Which brings me to Jack Zipes. I’ve left him for last because he’s the hardest to summarize. A lot of that has to do with his incredibly prolific output: thirty-three books (authored or edited) between 1979 and 2012, and at least half of them look like something that could be relevant to this study. Sigh. However, I’ll make a stab at stating very simply what stuck out from his writing, specifically Breaking the Magic Spell: Radical Theories of Folk & Fairy Tales (1979/2002). What’s different from the other writers I’ve read so far is that Zipes comes at folktales from a socio-political angle. The oral folktale, he says, was a way to subvert the realities of peasant life under feudalism, give people hope that things could change. Once the stories were written down, turned into literary fairy tales, that began to change, and they became more and more used to bolster the systems of authority rather than work against them, until today’s (Disney) fairy tale films which are a tool of the culture industry for keeping people sedated and making them spend lots of money. Well, at least that’s what I understand Zipes to be saying. He’s another bloomin’ fascinating writer, too, and quite easy to read.

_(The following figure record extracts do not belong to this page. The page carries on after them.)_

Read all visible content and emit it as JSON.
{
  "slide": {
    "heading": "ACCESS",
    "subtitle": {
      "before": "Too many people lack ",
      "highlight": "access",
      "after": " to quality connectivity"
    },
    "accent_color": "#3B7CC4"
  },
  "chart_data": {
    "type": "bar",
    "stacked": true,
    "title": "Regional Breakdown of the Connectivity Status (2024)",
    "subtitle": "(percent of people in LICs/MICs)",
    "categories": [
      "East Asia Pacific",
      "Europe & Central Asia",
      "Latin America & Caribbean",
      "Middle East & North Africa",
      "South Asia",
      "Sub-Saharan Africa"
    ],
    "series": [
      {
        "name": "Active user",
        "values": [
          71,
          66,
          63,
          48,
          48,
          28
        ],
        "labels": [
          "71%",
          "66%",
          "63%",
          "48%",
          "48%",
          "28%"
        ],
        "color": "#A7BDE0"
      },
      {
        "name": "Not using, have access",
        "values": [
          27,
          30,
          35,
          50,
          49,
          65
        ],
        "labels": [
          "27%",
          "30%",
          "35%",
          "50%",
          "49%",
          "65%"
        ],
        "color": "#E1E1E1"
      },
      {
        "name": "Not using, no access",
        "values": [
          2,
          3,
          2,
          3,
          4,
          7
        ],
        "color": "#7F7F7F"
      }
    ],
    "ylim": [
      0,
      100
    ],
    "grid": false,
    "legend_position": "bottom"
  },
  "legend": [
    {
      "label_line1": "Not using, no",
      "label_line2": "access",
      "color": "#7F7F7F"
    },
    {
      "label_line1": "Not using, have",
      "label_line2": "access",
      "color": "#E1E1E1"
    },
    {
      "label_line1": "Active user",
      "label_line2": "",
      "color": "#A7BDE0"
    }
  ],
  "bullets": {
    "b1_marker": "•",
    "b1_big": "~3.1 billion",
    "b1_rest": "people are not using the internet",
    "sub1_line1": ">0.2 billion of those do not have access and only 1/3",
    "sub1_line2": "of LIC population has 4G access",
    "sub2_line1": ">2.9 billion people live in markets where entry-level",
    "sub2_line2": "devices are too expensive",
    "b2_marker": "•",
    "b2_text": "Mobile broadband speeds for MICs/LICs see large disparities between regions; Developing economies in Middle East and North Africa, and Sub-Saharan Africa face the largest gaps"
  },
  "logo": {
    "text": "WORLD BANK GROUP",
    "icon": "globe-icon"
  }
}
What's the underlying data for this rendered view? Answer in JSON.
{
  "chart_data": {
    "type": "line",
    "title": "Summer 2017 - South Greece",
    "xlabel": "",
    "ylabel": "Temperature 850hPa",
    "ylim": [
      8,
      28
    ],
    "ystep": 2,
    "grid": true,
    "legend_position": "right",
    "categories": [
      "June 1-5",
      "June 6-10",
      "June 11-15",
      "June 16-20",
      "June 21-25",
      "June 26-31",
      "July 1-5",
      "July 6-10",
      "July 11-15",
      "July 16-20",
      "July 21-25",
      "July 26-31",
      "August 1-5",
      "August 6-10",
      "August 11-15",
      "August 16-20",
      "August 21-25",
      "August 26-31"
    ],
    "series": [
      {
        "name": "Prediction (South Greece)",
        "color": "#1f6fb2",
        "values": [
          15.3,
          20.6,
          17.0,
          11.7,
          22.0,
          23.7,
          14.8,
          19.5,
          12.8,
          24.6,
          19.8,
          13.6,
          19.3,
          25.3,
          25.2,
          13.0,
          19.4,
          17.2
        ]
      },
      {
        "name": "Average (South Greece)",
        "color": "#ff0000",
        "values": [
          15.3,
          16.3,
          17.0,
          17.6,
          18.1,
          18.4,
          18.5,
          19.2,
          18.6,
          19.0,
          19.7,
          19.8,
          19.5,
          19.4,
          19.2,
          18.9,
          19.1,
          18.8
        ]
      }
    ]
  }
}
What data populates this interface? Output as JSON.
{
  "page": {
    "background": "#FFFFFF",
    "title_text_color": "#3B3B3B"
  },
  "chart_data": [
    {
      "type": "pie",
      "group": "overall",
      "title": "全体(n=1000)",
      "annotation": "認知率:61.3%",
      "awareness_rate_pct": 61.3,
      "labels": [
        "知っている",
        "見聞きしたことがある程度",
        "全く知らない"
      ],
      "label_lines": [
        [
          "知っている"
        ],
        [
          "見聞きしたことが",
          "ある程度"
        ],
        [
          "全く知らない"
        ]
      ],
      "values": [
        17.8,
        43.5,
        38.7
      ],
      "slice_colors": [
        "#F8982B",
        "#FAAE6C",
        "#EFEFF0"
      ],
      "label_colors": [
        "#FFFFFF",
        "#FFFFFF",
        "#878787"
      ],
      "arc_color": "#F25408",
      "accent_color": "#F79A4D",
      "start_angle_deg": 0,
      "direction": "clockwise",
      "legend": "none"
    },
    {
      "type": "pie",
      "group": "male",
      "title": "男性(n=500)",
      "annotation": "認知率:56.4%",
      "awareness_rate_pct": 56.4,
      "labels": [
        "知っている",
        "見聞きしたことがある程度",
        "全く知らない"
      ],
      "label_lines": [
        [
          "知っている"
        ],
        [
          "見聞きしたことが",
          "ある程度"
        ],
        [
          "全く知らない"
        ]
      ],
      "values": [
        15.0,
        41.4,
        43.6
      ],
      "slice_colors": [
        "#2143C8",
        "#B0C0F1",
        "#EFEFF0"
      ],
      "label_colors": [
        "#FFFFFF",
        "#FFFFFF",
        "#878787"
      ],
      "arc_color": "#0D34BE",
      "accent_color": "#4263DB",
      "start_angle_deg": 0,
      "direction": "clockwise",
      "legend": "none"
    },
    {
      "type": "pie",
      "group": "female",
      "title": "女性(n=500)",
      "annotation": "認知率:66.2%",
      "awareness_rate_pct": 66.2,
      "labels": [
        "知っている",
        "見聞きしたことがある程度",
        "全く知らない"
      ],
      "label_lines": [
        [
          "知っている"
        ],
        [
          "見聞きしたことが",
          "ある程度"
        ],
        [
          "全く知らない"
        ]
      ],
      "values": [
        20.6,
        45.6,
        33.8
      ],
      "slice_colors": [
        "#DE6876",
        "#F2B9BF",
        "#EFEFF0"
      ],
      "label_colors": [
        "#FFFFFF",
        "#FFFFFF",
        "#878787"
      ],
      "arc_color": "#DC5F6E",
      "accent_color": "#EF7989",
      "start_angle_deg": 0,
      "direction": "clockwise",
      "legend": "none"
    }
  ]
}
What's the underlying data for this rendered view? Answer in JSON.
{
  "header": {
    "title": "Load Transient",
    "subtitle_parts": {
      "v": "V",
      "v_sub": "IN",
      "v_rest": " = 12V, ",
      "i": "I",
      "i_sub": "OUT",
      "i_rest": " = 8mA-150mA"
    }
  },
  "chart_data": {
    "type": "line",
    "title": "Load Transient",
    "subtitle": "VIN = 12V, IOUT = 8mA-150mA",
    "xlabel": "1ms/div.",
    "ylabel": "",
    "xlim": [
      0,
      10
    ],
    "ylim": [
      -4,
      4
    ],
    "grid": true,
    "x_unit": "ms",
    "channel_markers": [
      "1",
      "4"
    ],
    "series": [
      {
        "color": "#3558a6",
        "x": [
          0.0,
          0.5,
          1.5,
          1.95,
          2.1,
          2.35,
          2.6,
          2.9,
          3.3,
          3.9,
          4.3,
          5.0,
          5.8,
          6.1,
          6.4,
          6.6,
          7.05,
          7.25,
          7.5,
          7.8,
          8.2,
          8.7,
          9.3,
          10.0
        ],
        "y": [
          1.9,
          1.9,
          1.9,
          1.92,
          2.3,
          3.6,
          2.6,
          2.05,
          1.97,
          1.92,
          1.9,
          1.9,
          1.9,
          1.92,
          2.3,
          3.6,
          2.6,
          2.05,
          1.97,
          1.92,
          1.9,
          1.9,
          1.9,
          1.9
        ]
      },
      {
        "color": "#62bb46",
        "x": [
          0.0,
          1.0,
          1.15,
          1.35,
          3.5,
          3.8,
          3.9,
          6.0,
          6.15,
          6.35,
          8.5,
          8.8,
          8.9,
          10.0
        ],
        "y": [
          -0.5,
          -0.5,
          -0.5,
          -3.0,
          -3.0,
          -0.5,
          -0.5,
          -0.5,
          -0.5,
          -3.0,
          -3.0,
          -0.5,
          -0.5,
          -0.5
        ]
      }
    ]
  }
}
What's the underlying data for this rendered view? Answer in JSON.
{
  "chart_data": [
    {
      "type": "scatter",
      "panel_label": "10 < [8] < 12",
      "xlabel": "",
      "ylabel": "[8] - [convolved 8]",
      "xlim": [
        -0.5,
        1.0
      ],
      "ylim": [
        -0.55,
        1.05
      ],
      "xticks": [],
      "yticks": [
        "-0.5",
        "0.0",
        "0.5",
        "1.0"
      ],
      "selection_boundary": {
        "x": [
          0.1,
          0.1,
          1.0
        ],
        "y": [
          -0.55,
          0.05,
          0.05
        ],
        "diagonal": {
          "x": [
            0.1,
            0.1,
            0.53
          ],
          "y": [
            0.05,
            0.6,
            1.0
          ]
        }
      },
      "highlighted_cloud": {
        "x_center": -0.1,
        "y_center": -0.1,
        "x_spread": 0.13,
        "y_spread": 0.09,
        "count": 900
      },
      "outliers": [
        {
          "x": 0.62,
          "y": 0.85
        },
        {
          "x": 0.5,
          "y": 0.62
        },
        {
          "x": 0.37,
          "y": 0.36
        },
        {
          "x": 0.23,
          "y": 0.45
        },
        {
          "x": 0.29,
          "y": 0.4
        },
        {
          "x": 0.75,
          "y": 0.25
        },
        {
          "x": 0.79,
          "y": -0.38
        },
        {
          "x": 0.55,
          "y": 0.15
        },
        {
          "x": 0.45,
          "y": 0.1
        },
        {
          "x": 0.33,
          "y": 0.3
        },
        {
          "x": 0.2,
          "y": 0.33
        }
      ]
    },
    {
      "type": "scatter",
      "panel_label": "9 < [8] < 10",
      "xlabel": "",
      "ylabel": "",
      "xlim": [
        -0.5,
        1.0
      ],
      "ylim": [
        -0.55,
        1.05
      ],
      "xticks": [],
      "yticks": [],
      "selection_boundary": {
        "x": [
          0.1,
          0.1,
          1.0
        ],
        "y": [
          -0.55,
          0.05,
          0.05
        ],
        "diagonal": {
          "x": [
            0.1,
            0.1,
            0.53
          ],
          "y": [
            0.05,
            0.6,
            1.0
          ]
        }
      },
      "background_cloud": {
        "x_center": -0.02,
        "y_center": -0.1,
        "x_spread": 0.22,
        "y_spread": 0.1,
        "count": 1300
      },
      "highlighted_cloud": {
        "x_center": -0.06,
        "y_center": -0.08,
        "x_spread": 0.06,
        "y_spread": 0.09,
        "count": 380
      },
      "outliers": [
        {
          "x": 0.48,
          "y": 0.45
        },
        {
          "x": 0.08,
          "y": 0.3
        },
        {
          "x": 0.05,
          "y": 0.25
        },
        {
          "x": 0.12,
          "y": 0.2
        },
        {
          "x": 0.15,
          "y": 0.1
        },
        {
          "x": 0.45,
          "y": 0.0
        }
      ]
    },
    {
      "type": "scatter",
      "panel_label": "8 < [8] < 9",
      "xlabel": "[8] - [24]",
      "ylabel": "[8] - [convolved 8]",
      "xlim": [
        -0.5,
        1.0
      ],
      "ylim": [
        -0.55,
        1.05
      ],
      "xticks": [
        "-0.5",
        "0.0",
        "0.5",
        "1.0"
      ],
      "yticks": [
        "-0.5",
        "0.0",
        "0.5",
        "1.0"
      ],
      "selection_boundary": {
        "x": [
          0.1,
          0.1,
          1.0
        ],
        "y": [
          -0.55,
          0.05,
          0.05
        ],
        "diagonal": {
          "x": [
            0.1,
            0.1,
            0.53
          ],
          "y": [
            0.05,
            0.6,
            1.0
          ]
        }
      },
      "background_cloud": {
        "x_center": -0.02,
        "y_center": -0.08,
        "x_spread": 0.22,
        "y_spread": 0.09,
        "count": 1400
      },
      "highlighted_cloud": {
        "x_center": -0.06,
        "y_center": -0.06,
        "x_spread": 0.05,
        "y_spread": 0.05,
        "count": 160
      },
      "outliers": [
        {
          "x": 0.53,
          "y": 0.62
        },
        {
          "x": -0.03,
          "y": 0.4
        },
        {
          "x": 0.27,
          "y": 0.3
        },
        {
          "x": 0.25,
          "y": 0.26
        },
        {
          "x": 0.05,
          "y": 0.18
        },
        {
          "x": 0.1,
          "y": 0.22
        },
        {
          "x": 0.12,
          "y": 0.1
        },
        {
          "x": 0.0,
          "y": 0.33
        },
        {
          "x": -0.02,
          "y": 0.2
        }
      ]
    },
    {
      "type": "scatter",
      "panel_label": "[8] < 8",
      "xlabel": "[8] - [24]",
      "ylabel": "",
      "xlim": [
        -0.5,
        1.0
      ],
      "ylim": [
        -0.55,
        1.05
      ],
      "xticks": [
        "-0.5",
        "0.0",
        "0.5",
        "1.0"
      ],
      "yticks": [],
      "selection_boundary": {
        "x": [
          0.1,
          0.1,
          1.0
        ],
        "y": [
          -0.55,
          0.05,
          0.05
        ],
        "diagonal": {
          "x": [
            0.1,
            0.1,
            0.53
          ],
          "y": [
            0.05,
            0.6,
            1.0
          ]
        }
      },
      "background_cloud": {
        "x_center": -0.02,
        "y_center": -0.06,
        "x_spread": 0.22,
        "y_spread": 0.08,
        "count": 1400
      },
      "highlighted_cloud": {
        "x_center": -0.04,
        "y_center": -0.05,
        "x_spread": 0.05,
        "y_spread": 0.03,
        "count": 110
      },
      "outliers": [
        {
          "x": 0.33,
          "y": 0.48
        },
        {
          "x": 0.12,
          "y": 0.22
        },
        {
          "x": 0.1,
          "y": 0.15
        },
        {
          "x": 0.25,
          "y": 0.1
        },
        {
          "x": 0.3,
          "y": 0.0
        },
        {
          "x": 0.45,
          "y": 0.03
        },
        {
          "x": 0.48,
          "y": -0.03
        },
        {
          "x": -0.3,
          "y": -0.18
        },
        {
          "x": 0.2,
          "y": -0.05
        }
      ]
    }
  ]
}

So, just as a quick summary: Bettelheim and Estés: psychological. Estés and Warner: feminist. Warner, Propp and Zipes: historical. Propp and Campbell: analytical. Zipes: socio-political and cultural.

There is a quote by Campbell which quite struck me:

Mythology has been interpreted by the modern intellect as a primitive, fumbling effort to explain the world of nature (Frazer); as a production of poetical fantasy from prehistoric times, misunderstood by succeeding ages (Müller); as a repository of allegorical instruction, to shape the individual to his group (Durkheim); as a group dream, symptomatic of archetypal urges within the depths of the human psyche (Jung); as the traditional vehicle of man’s profoundest metaphysical insights (Coomaraswamy); and as God’s Revelation to His children (the Church). Mythology is all of these. [Joseph Campbell, The Hero With a Thousand Faces, New World Library 2008. 330.]

“Mythology is all of these.” I think the same could be said for fairy tales. Is their significance psychological, historical, feminist, political, sociological, or cultural? I believe it’s all of the above.